W sierpniu szykowałam witraże na wystawę, powstawała także strona, a mój mózg rozgrzewało pytanie jaką postać mają mieć moje wizytówki. Koniecznie chciałam mieć coś oryginalnego, ale też niezbyt angażującego portfel, w końcu firma jeszcze nie ruszyła (trzymajcie kciuki, aby się udało), więc nie czas na tego typu inwestycje.
Myślałam i myślałam, szukałam w internecie. Znalazłam kilka ciekawych realizacji.
Oto i one:
Nie odpowiadały one jednak mojej branży.
Podobały mi się przezroczyste, ale ich koszt – ponad złotówka za sztukę kazał mi chwilowo zrezygnować z tego pomysłu.
Ostatecznie na wystawę pojechałam z własnoręcznie przygotowanymi wizytówkami, które powstały przy użyciu plastikowych okładek, nożyczek, dziurkacza do zaokrąglania brzegów oraz drukarki i samoprzylepnej białej folii, a także taśmy Dymo. Tanio także nie było, efekt mało profesjonalny, ale własnoręcznie zrobione.

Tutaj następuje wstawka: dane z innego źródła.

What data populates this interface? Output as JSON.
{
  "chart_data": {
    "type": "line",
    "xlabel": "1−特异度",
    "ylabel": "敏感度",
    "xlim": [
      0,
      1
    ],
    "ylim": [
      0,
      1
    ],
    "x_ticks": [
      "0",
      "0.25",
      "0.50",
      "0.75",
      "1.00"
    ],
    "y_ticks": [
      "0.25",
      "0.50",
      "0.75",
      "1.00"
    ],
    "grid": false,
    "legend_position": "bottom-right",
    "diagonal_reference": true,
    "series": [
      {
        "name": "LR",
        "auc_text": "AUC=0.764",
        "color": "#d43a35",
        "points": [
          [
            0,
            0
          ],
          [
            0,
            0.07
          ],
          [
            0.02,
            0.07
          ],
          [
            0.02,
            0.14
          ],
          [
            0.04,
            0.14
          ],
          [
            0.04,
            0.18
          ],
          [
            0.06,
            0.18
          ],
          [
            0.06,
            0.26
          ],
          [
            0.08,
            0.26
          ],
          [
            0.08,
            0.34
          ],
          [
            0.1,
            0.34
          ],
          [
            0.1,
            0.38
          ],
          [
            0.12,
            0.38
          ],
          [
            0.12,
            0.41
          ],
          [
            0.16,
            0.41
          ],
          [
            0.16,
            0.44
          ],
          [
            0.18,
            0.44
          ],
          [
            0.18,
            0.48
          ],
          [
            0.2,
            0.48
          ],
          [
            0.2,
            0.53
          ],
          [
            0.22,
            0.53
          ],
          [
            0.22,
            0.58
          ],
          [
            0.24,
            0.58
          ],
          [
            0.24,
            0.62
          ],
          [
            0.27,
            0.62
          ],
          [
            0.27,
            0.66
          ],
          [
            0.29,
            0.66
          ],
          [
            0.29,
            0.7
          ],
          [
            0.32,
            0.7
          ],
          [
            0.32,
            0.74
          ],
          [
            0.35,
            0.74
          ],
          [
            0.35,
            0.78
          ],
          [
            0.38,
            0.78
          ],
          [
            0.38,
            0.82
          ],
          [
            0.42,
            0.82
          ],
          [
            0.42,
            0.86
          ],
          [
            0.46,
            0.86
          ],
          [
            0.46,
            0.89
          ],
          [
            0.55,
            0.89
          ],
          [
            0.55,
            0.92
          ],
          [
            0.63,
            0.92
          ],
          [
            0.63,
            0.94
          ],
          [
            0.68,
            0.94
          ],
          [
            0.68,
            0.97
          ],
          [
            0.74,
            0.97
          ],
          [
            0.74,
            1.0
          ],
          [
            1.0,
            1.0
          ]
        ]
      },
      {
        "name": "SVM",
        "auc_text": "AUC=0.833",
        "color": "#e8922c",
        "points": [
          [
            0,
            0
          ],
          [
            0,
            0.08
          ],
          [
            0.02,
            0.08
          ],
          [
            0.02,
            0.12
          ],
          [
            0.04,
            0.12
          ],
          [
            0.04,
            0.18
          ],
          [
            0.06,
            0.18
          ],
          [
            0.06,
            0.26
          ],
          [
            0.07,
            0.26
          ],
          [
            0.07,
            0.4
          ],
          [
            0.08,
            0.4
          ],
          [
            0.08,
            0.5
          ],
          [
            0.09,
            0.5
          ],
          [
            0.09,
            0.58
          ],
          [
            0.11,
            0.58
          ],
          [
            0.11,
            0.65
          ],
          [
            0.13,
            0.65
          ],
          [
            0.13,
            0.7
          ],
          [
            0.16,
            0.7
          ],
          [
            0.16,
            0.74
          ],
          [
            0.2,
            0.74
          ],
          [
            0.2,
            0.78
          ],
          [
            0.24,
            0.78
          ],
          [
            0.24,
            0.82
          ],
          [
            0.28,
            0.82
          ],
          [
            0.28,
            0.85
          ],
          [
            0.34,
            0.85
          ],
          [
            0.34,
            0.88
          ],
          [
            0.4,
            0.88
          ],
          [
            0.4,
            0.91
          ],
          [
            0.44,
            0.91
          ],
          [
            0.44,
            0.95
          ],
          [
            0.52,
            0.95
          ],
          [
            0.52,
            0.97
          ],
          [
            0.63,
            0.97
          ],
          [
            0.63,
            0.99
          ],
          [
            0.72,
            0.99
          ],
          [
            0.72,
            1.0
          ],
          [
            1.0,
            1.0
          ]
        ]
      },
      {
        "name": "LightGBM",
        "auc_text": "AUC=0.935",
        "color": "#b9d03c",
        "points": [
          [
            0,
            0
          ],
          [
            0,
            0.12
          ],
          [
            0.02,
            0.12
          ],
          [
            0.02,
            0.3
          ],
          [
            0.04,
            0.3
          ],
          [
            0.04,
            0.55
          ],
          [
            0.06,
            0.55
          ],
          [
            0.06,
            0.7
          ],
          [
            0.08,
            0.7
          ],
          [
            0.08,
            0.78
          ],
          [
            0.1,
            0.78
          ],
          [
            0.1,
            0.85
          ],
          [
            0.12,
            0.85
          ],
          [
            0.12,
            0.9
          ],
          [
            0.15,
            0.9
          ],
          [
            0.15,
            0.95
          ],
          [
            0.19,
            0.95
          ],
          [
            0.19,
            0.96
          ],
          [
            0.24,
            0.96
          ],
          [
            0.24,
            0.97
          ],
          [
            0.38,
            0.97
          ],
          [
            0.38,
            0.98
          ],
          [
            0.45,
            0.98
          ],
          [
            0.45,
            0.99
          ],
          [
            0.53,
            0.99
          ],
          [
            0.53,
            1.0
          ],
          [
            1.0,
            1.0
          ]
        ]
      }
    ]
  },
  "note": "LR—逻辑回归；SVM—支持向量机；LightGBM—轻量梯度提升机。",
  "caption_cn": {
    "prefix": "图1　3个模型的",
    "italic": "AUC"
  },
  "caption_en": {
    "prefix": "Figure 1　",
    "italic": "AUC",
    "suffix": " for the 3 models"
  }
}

Efekt był daleki od oczekiwanego postanowiłam więc spróbować czegoś innego. Na kolorowym papierze wydrukowałam adres strony, pocięłam papier na kwadraty i zrobiłam metodą orgiami papierowe motyle. Oczywiście ciężko taką wizytówkę schować, ale przyciągały one wzrok, a o to na wystawie chodziło.
Kolejne podejście do wizytówek dało efekt, który możecie zobaczyć.
Ciągle dalekie są od ideału, ale powoli, powolutku, się do niego zbliżają.
A tak prezentuje się pierwsza partia wizytówek. Będą kolejne wersje;)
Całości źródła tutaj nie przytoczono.